The latest roadways up for discussion are the proposed expansion of Route 45 through Vernon Hills, Mundelein and beyond, as well as the fabled Route 53 extension north through Lake County. Voices seem to be calmer regarding the Route 45 expansion, with less housing along much of the roadway and the continued traffic back-ups every afternoon. Most everyone agrees that expansion is a warranted improvement with not much downside, with the worst part being the extended wait to actually begin work.
As for Route 53, however, differing voices with strong opinions on both sides have provoked a cacophonic symphony of disagreement. And once again, I “get” both sides. Currently there is no efficient way to get from the Long Grove area where the 53 roadway ends to the northern portion of the county, and that is the proposal’s purported goal. To get to Grayslake, Gurnee and northern Lake, it’s a zigzag pattern of side roads, none of which do residents love that drivers frequent, and main roads, all of which are clogged to capacity.

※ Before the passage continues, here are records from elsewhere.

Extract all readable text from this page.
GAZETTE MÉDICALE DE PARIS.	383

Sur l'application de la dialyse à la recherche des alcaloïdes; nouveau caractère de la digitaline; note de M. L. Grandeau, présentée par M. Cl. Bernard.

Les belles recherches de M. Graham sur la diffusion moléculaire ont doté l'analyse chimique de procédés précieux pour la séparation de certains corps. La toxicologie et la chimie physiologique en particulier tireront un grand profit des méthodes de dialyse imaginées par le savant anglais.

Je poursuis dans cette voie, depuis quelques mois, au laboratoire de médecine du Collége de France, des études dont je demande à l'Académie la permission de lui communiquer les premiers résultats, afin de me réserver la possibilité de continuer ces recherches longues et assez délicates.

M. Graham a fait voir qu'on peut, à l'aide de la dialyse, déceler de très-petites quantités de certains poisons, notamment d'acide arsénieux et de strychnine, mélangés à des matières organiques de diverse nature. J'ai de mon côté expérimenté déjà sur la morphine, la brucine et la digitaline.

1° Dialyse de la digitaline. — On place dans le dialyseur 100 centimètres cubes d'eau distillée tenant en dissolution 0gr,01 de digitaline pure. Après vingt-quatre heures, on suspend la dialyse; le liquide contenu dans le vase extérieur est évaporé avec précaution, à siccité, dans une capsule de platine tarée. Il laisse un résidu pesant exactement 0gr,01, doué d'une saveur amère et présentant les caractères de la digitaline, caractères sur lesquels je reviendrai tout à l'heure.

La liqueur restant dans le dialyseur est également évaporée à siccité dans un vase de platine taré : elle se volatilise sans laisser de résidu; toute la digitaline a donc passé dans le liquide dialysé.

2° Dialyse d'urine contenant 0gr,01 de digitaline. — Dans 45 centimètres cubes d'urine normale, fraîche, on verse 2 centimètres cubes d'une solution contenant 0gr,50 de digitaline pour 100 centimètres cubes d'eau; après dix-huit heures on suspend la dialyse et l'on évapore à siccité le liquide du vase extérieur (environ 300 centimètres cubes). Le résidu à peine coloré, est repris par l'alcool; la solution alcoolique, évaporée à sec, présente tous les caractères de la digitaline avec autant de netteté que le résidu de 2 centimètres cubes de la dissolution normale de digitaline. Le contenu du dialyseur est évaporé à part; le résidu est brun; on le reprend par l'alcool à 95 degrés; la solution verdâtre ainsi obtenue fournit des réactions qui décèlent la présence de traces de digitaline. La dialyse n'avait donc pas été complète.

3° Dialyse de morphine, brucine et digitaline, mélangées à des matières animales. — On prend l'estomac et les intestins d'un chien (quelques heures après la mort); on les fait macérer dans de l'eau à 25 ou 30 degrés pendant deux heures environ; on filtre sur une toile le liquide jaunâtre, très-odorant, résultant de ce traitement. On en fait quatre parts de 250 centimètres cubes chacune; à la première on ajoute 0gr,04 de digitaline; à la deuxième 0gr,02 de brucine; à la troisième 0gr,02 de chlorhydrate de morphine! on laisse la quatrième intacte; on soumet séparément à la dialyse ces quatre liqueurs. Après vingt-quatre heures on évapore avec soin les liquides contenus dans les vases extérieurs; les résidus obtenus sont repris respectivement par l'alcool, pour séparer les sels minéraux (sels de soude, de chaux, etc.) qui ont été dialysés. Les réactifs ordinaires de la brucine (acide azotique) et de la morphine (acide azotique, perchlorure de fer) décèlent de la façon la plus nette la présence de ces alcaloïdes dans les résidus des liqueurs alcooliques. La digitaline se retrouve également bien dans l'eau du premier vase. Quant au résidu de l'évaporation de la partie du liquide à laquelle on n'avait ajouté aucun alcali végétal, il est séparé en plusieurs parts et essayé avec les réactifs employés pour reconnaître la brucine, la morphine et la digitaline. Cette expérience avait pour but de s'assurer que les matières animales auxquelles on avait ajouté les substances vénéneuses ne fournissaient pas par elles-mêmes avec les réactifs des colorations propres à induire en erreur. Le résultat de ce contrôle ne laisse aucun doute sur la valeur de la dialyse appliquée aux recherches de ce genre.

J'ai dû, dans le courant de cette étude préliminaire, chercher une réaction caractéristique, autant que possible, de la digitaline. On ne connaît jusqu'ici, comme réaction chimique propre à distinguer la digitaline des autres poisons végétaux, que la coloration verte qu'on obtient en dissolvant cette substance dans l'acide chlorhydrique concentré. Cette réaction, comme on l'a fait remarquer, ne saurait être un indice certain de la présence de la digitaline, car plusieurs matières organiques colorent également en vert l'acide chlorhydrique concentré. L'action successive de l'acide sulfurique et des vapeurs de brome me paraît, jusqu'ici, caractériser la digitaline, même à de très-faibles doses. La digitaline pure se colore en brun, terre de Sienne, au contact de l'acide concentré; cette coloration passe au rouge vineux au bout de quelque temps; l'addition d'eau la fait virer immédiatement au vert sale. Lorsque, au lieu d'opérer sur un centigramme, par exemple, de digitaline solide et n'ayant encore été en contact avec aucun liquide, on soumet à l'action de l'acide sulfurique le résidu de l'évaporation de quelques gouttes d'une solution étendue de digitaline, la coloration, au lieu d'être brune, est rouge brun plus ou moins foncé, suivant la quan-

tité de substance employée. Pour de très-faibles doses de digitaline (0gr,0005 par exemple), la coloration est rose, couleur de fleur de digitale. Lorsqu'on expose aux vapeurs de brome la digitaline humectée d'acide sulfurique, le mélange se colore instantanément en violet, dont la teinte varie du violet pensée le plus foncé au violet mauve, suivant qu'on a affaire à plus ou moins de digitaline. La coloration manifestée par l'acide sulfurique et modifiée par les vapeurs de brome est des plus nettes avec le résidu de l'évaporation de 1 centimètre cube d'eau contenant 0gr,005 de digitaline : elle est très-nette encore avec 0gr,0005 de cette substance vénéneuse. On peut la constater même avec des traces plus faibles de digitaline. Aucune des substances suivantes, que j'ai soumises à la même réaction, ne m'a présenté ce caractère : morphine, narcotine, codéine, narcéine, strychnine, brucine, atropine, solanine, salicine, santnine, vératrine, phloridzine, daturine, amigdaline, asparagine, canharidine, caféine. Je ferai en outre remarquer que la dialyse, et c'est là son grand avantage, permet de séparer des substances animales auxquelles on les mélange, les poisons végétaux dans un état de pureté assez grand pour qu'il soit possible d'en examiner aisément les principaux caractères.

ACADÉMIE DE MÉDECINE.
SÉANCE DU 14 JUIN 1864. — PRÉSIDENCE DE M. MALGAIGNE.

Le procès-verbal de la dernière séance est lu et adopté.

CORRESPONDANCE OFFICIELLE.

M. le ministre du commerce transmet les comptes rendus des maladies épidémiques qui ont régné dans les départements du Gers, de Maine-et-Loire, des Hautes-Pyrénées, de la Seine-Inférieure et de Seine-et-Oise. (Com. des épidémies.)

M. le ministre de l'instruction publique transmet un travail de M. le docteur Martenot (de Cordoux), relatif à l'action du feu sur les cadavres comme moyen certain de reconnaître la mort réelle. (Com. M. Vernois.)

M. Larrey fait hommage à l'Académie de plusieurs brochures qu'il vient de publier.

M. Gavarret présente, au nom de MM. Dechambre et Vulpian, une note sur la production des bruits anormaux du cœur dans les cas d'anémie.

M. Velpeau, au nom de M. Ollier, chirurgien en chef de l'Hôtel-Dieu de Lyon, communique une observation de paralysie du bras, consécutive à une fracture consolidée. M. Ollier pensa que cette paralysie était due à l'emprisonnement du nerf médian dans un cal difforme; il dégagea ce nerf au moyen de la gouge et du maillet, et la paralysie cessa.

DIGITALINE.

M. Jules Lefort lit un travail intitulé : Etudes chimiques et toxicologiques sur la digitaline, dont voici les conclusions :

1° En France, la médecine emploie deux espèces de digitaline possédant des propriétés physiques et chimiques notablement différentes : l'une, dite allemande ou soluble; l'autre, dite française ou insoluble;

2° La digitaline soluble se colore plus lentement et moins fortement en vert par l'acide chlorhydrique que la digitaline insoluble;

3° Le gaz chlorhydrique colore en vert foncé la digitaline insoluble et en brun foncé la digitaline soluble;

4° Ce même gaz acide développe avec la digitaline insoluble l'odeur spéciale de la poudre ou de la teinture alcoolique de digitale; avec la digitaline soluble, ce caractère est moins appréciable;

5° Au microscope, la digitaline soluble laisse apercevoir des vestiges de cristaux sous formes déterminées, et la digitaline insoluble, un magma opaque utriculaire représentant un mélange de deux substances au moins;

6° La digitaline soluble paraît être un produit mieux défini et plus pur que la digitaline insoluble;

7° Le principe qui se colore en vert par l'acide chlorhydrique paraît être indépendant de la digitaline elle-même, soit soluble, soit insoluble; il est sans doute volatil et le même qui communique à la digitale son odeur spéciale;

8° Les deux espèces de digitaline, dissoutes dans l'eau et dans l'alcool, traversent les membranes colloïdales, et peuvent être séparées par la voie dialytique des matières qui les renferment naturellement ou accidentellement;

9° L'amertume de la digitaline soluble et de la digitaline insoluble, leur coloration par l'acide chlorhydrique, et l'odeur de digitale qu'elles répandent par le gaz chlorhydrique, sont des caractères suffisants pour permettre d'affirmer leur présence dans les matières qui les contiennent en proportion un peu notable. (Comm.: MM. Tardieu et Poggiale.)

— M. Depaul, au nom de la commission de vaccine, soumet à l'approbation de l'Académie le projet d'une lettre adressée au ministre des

In the old days, those communities were small and limited in the number of people wanting to get there, but things have changed and many are now dynamic communities in their own right.
So, the question becomes, does expansion of the roadway bring about natural destruction, not only in the actual construction but in the further development that seems to follow along the highway? Or is the reverse true, road expansion is necessary due to the population expansion? And with all the time before any bulldozer digs dirt, can’t we figure out a way to accommodate both opinions? What do you think?